The density of sea water is 1.03 g/ml. A sample of sea water contains 60 ppm Ca. What is the mass of Ca(NO3)2
present in 20 L of this sample, assuming that it is the only source of Ca?
To find the mass of Ca(NO3)2 present in the sample, we need to first find the mass of the sea water in the 20 L sample.

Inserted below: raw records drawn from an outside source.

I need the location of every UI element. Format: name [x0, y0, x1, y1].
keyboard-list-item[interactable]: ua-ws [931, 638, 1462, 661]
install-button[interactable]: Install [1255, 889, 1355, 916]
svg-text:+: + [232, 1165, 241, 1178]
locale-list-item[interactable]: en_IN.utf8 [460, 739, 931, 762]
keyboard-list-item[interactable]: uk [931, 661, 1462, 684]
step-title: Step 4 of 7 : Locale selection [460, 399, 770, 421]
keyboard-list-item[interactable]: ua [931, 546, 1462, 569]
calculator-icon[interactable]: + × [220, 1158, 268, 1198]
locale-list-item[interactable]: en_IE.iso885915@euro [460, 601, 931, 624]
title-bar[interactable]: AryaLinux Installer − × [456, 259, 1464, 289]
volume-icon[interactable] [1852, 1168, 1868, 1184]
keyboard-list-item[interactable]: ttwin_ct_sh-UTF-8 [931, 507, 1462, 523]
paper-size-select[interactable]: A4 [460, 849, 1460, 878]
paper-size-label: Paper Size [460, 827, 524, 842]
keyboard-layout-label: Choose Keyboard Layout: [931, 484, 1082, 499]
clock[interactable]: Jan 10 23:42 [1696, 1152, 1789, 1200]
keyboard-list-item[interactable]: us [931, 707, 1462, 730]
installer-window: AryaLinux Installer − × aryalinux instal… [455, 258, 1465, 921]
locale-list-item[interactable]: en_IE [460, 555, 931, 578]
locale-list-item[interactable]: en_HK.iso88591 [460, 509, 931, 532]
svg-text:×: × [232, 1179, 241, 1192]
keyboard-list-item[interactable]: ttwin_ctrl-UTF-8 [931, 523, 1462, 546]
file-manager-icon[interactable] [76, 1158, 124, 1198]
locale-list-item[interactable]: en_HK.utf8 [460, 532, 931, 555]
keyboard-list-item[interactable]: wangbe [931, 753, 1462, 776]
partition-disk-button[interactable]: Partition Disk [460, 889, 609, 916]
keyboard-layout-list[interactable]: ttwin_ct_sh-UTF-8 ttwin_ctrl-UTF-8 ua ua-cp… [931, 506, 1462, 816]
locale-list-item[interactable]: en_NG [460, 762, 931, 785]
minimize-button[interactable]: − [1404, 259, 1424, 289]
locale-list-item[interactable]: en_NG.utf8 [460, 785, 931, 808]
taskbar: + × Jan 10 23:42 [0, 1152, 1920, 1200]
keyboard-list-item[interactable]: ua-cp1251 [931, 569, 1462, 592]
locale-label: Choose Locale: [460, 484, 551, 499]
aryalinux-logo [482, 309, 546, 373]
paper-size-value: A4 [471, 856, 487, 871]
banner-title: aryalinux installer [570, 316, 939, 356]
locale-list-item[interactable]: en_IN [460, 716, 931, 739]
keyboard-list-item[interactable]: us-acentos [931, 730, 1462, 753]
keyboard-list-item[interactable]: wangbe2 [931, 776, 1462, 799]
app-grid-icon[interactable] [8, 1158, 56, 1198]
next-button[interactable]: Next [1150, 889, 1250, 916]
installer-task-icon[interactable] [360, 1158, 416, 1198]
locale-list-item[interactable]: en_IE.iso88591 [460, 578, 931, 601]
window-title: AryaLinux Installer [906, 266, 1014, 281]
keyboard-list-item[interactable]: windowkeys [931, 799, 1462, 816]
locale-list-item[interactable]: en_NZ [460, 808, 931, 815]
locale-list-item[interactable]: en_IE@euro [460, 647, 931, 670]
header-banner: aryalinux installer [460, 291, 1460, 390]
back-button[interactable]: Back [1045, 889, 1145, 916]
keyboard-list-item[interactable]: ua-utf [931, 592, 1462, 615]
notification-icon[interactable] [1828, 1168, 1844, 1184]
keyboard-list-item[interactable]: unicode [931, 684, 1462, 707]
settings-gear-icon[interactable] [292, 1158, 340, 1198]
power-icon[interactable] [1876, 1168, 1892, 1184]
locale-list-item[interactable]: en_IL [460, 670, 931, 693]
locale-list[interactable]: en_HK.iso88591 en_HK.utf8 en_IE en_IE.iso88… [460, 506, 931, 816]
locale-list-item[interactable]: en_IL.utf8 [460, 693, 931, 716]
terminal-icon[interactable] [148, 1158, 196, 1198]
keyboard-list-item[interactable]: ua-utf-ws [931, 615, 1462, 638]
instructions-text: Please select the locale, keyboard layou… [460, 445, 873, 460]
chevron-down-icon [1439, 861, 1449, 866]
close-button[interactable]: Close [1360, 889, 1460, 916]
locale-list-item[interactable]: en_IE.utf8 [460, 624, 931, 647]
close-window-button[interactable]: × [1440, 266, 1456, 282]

Given: Density of sea water = 1.03 g/ml
Volume of sample = 20 L
1 L = 1000 ml
So, the volume of the sample in ml = 20 L * 1000 ml/L = 20000 ml
Mass of sea water = volume * density = 20000 ml * 1.03 g/ml = 20600 g
Next, we need to find the mass of Ca(NO3)2.
Given: Ca concentration = 60 ppm
We also know that 1 ppm = 1 mg/L
So, the mass of Ca present in the sample = concentration * volume = 60 ppm * 20 L = 1200 mg
Since 1 g = 1000 mg, the mass of Ca = 1200 mg / 1000 = 1.2 g
Since Ca(NO3)2 contains 2 parts of Ca in 1 part of the compound, the mass of Ca(NO3)2 = mass of Ca / 2 = 1.2 g / 2 = 0.6 g
Therefore, the mass of Ca(NO3)2 present in 20 L of the sample is 0.6 g.